One of the shows, "The Elegant Gathering: The Yeh Family Collection" has even been divided into Parts 1 and Parts 2 as it rotates between the spring and the summer. Of the three different shows, this is the only one that strikes me as outrageously boring, though I'm sure the fault is entirely mine. If you are not interested in calligraphy and can't read Chinese, though, the chances are you won't be all that amused.
The second show is of contemporary Korean ceramics, and it has lots of great, fun, interesting pieces.
Unfortunately, the exhibit is all crammed together.
I wish the exhibitors had stored away the upstairs Korean permanent collection for a few months, with its thousand-year-old ceramics (above)...
...and allowed the contemporary ceramics some room to breathe.
The third show is a set of huge paintings by a famous 43-year-old Beijing painter named Liu Xiaodong about the land and the people impacted by the Three Gorges Dam project on the Yangtze River in China, which is currently displacing something on the order of two million people.
The paintings are absolutely wonderful and that's all I will say about them other than that you really should go and see them in person.
On Thursday the 13th there was a public reception for the artist (pictured above on the left with his wife), and anybody was invited for the price of museum admission.
There had been a "Monsoon" society party earlier in the week, with food and entertainment, but that cost $150 rather than Thursday evening's $5 admission, so this was definitely more of a people's affair.
Liu Xiadong (in the orange) was part of a group called the "Cynical Realists" in the 1980s but looking at his recent paintings there seems to be no cynicism to his work at all.
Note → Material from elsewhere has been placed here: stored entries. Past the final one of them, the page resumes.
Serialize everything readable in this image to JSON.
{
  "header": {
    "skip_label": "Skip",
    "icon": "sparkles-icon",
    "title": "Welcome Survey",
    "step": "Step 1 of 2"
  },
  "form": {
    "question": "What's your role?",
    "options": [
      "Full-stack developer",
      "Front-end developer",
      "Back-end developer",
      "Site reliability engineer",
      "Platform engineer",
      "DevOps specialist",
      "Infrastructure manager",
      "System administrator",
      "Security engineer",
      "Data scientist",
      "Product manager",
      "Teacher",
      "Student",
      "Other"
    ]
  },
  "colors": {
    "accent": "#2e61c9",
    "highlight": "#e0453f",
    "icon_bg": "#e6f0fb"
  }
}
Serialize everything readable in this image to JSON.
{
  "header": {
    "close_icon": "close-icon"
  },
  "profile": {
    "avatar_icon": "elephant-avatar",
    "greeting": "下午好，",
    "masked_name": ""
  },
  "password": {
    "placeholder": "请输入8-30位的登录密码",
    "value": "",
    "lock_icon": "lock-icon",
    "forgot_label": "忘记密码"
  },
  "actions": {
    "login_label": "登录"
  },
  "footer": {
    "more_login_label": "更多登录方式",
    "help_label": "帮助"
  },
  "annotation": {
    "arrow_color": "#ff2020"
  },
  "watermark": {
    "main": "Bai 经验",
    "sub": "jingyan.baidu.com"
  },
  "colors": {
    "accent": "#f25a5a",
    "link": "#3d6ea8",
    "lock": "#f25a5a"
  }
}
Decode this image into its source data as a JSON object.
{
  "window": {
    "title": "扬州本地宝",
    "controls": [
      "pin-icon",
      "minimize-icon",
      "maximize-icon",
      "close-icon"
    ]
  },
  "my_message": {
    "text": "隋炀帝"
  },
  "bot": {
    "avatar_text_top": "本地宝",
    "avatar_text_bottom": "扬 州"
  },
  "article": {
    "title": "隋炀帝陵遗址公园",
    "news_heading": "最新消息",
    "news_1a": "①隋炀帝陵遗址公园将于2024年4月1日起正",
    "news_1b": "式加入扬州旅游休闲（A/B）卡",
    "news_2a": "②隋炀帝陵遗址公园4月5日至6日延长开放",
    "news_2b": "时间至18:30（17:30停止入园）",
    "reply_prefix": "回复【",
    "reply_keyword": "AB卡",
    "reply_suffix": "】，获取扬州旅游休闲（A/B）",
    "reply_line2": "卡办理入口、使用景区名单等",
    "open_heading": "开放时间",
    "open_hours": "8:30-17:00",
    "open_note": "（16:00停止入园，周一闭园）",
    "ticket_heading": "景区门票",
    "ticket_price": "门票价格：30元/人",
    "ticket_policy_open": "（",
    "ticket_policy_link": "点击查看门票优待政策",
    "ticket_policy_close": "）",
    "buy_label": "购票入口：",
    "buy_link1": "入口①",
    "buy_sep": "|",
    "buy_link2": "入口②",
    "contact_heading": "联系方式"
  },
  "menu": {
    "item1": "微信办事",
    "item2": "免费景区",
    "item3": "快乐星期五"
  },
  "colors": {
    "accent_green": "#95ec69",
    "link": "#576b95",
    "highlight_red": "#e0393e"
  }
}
His wife, Yu Hong (pictured with him above) is also an artist, and quite a good one too (click here for a website with examples of her work).
The soul of the party seemed to be yet another famous Chinese artist, Hong Liu, pictured above, who now teaches at Mills College in Oakland. Click here to get to her website to see her work and to read her bio, which snakes from country to Beijing to forced labor in the country during the Cultural Revolution and finally to UC San Diego in the 1980s.
That's where she met her second husband, Jeff Kelley (above), in art school. Mr. Kelley also curated this Three Gorges Dam show, and gave a wonderful speech saying essentially that ethnicity and social consciousness were some of the least interesting things about Liu Xiadong's work. "Above all, they're just some of the greatest paintings as paintings in the world right now."
To continue the family connection, Hong Liu's son, Ling Chen Kelley, played translator for the artist when he came to the podium for a short, sweet thank you.
In fact, the speechifying from everyone, including Museum Deputy Director Chris Hest, was brief and charming.
Plus, the beer was cheap and it wasn't too crowded, making for a delightful time.